Por Carolina Natal
01/08/2012
01/08/2012
Esse título faz alusão a célebre obra do italiano Bertolucci “O último tango em Paris” (1972), no entanto, o trocadilho desta frase é, de fato, uma homenagem à Chris Marker, que faleceu recentemente, ressaltando uma de suas andanças ou devaneios, "Slon Tango".
Chris Marker (1921-2012) foi fotógrafo, cineasta, escritor, filósofo e tantos outros adjetivos que não conseguirão mesurar a pluralidade desse artista e a sensibilidade nata em traduzir o que significa, por exemplo, um olhar diante da câmera, como ele o faz muito bem ao explorar essas ações no filme Sans Soleil.
Seu espírito curioso e sua aversão a exposição de sua vida pública contribuiu para condensar um estado mítico ao seu redor. É como se ele quisesse ser visto mediado por suas obras e não pela sua imagem como pessoa. É como se ele se misturasse à suas obras. Que estas fossem o reflexo de sua própria pluralidade e sua própria vitrine. As imagens que ele produzia através das câmeras, seja em suas viagens, ou seja em seu dia-a-dia, era si mesmo observando e indagando sobre o mundo.
Meu contato com sua obra deu-se diante um curso de cinema na Paris III, com o prof. Philippe Dubois que apresentou em aula um trecho da obra “La jetée” (1962). As imagens iniciais do filme foram suficientes para me transtornar e o interesse em descobrir mais sobre o silêncio gritante de suas imagens em fotografia. Ele constrói um jogo de memórias e de construção de tempos que na medida em que desorienta o espectador Marker alinha sua narrativa e nos conduz ao fim que se retoma ao início. É um labirinto de sensações, segundo Dubois, o cineasta: "coloca-se no futuro, para falar do presente, como se fosse o passado." Essa confusão retoma sua questão fundamental: a memória.
Por acaso, sincronias da vida, descobri seu despretencioso vídeo "Slon Tango": a cena se trata de um elefante que aspira e solta a terra do chão. No entanto, essa simplicidade torna-se um evento.
Num plano sequência de quase quatro minutos Marker flagra um ritual curioso de um elefante. Esse animal utiliza sua tromba para transportar a terra do chão às suas costas, praticamente banha-se de terra. Diz-se que após banhar-se de água com sua tromba ele despeja terra sobre si com a finalidade de servir como uma camada protetora, seja do sol, de insetos, queimadura ou umidade. Sua aparência espantosa exige particularidades delicadas, paradoxas.
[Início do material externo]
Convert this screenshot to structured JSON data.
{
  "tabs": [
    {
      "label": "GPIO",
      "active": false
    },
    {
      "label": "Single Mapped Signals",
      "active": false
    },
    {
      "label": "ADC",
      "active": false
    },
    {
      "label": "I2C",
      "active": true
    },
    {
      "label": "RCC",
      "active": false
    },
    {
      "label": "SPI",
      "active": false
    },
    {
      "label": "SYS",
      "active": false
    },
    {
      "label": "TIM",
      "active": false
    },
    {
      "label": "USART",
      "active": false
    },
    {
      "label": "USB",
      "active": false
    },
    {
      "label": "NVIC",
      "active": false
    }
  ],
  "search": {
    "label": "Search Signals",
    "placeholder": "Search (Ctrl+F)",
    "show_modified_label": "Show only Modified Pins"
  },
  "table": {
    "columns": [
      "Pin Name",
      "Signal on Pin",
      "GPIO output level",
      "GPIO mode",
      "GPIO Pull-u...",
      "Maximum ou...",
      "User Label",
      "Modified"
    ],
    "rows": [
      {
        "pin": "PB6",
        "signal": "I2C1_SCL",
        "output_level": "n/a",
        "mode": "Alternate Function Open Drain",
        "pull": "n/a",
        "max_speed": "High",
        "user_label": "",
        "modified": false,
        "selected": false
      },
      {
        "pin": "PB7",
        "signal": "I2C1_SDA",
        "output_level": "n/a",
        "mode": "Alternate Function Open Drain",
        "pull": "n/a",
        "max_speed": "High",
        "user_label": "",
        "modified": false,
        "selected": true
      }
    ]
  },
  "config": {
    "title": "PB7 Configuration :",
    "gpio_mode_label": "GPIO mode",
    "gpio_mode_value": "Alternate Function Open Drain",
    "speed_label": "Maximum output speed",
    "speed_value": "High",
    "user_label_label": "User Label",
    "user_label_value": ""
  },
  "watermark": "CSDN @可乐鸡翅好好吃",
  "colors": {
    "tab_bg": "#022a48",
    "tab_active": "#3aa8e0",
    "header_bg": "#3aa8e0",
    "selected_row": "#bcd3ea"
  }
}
Este banho inicia-se com o movimento da tromba, mas ao longo deste ritual vê-se que a própria tromba vai revelando uma dinâmica muito particular, quase um sensor que se desloca com muita propriedade arrastando-se no chão. Junto com a tromba, suas patas deslocam-se para frente e para trás simulando um tango, uma transferência de pesos muito suave e com perfeito domínio e coordenação. Não bastando essa singela organização, o elefante retira a pata do chão, suspendendo-a e balançando-a docemente, extremamente dosada, harmonicamente dançada.
Suas patas fazem um semi-círculo ao redor da pata correspondente. De fato, é possível deslumbrar um par de patas como um casal que entrelaça suas pernas seduzindo o público através de seus passos de tango.
Seu rabo e suas orelhas também se movimentam, dando continuidade ao tango que é exemplar na sua postura agressiva, de tão precisa. Suas costas também se sacodem, se integram no todo e o elefante seduz seu espectador assim, simplesmente banhando-se de terra.
Maker é que dá o tom do tango ao inserir esta música de Stravinsky. Não poderia ter tido outra percepção que esta: um tango solo. Sim, existe, mas foi o primeiro e último tango de Chris Marker.